Dahlia meeting. The Victoria Dahlia Society will meet on Thursday, at 7 p.m. in St. Michael’s church, 4733 West Saanich Rd. Visitors are welcome. The meeting will be a parlour show, with members bringing their dahlias for an informal show and judging. This is an opportunity to see how judges decide what makes a great bloom.
Floral arts. The Mid Island Floral Art Club will meet on Thursday at 2 p.m. in St. Stephen’s church, 250 Village Way in Qualicum Beach. Theme of the afternoon is Remembering Lynn Bonner, featuring designs made using her estate containers. New members are welcome. Guest fee $6.
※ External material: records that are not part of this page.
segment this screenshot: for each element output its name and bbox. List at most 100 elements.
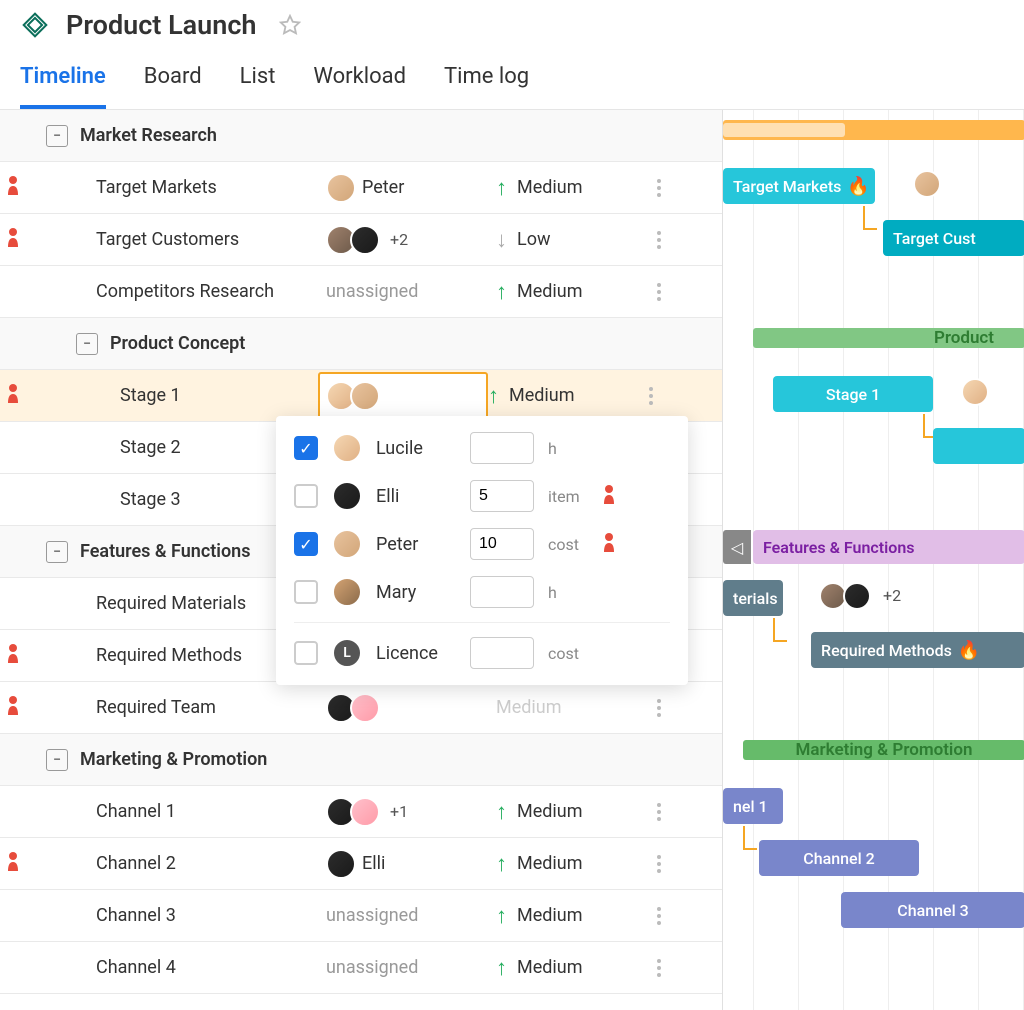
- gantt-bar-target-markets[interactable]: Target Markets🔥: [723, 168, 875, 204]
- gantt-bar-channel1[interactable]: nel 1: [723, 788, 783, 824]
- gantt-bar-stage1[interactable]: Stage 1: [773, 376, 933, 412]
- task-row[interactable]: Target Customers +2 ↓Low: [0, 214, 722, 266]
- tab-timelog[interactable]: Time log: [444, 64, 529, 109]
- gantt-bar-stage2[interactable]: [933, 428, 1024, 464]
- gantt-bar-channel2[interactable]: Channel 2: [759, 840, 919, 876]
- arrow-up-icon: ↑: [488, 383, 499, 409]
- dropdown-item[interactable]: ✓ Lucile h: [276, 424, 688, 472]
- project-title: Product Launch: [66, 9, 256, 41]
- checkbox[interactable]: [294, 580, 318, 604]
- gantt-bar-methods[interactable]: Required Methods🔥: [811, 632, 1024, 668]
- priority-cell[interactable]: ↑Medium: [496, 799, 646, 825]
- row-menu-button[interactable]: [646, 179, 672, 197]
- task-name: Channel 2: [76, 853, 326, 874]
- checkbox[interactable]: ✓: [294, 436, 318, 460]
- overload-icon: [602, 532, 620, 557]
- row-menu-button[interactable]: [646, 959, 672, 977]
- checkbox[interactable]: [294, 641, 318, 665]
- tab-timeline[interactable]: Timeline: [20, 64, 106, 109]
- task-name: Channel 4: [76, 957, 326, 978]
- row-menu-button[interactable]: [646, 855, 672, 873]
- flame-icon: 🔥: [847, 176, 869, 197]
- gantt-bar-materials[interactable]: terials: [723, 580, 783, 616]
- estimate-input[interactable]: [470, 528, 534, 560]
- avatar: [350, 797, 380, 827]
- task-row[interactable]: Stage 1 ↑Medium: [0, 370, 722, 422]
- task-name: Channel 1: [76, 801, 326, 822]
- gantt-bar-channel3[interactable]: Channel 3: [841, 892, 1024, 928]
- tab-workload[interactable]: Workload: [313, 64, 406, 109]
- task-row[interactable]: Channel 4 unassigned ↑Medium: [0, 942, 722, 994]
- collapse-handle[interactable]: ◁: [723, 530, 751, 564]
- avatar: [350, 693, 380, 723]
- task-row[interactable]: Competitors Research unassigned ↑Medium: [0, 266, 722, 318]
- checkbox[interactable]: [294, 484, 318, 508]
- task-row[interactable]: Channel 3 unassigned ↑Medium: [0, 890, 722, 942]
- priority-cell[interactable]: ↑Medium: [496, 851, 646, 877]
- row-menu-button[interactable]: [646, 283, 672, 301]
- priority-cell[interactable]: ↑Medium: [496, 955, 646, 981]
- overload-icon: [6, 383, 20, 408]
- favorite-star-button[interactable]: [278, 13, 302, 37]
- task-name: Required Team: [76, 697, 326, 718]
- estimate-input[interactable]: [470, 432, 534, 464]
- overload-icon: [6, 851, 20, 876]
- priority-cell[interactable]: Medium: [496, 697, 646, 718]
- assignee-cell[interactable]: Elli: [326, 849, 496, 879]
- tab-board[interactable]: Board: [144, 64, 202, 109]
- priority-cell[interactable]: ↑Medium: [496, 175, 646, 201]
- gantt-bar-target-customers[interactable]: Target Cust: [883, 220, 1024, 256]
- assignee-cell[interactable]: unassigned: [326, 281, 496, 302]
- assignee-cell[interactable]: +2: [326, 225, 496, 255]
- row-menu-button[interactable]: [638, 387, 664, 405]
- assignee-cell[interactable]: +1: [326, 797, 496, 827]
- arrow-up-icon: ↑: [496, 851, 507, 877]
- arrow-up-icon: ↑: [496, 279, 507, 305]
- dropdown-item[interactable]: Mary h: [276, 568, 688, 616]
- collapse-button[interactable]: −: [46, 125, 68, 147]
- collapse-button[interactable]: −: [46, 541, 68, 563]
- collapse-button[interactable]: −: [46, 749, 68, 771]
- dropdown-item[interactable]: Elli item: [276, 472, 688, 520]
- priority-cell[interactable]: ↓Low: [496, 227, 646, 253]
- overload-icon: [6, 227, 20, 252]
- gantt-group-bar-features[interactable]: Features & Functions: [753, 530, 1024, 564]
- task-row[interactable]: Required Team Medium: [0, 682, 722, 734]
- avatar: [350, 225, 380, 255]
- avatar: [843, 582, 871, 610]
- more-avatars-count: +2: [883, 586, 901, 605]
- estimate-input[interactable]: [470, 480, 534, 512]
- estimate-input[interactable]: [470, 637, 534, 669]
- assignee-cell-selected[interactable]: [318, 372, 488, 420]
- assignee-cell[interactable]: [326, 693, 496, 723]
- group-row[interactable]: − Product Concept: [0, 318, 722, 370]
- gantt-pane[interactable]: Target Markets🔥 Target Cust Product Stag…: [722, 110, 1024, 1010]
- estimate-input[interactable]: [470, 576, 534, 608]
- avatar: [913, 170, 941, 198]
- task-name: Target Markets: [76, 177, 326, 198]
- assignee-cell[interactable]: unassigned: [326, 905, 496, 926]
- dropdown-item[interactable]: ✓ Peter cost: [276, 520, 688, 568]
- group-name: Marketing & Promotion: [80, 749, 330, 770]
- row-menu-button[interactable]: [646, 231, 672, 249]
- assignee-cell[interactable]: Peter: [326, 173, 496, 203]
- assignee-cell[interactable]: unassigned: [326, 957, 496, 978]
- avatar: [332, 577, 362, 607]
- dropdown-item[interactable]: L Licence cost: [276, 629, 688, 677]
- task-row[interactable]: Target Markets Peter ↑Medium: [0, 162, 722, 214]
- collapse-button[interactable]: −: [76, 333, 98, 355]
- group-row[interactable]: − Marketing & Promotion: [0, 734, 722, 786]
- priority-cell[interactable]: ↑Medium: [488, 383, 638, 409]
- row-menu-button[interactable]: [646, 907, 672, 925]
- group-row[interactable]: − Market Research: [0, 110, 722, 162]
- tab-list[interactable]: List: [240, 64, 276, 109]
- avatar: [332, 433, 362, 463]
- task-row[interactable]: Channel 1 +1 ↑Medium: [0, 786, 722, 838]
- avatar: [326, 173, 356, 203]
- row-menu-button[interactable]: [646, 699, 672, 717]
- row-menu-button[interactable]: [646, 803, 672, 821]
- task-row[interactable]: Channel 2 Elli ↑Medium: [0, 838, 722, 890]
- checkbox[interactable]: ✓: [294, 532, 318, 556]
- priority-cell[interactable]: ↑Medium: [496, 903, 646, 929]
- priority-cell[interactable]: ↑Medium: [496, 279, 646, 305]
Abkhazi Garden open house and plant sale. Abkhazi Garden, 1964 Fairfield Rd. in Victoria, is holding an Open House on Grandparents Day, Sunday, Sept. 11, from 11 a.m. to 5 p.m. Visit the heritage garden with grandchildren. Prizes to be won include afternoon Tea for Two, plush bears, children’s books and more. A Fall Plant Sale from 11 a.m. to 4 p.m. will offer interesting plants, most grown at the garden. Proceeds go to the maintenance of the garden.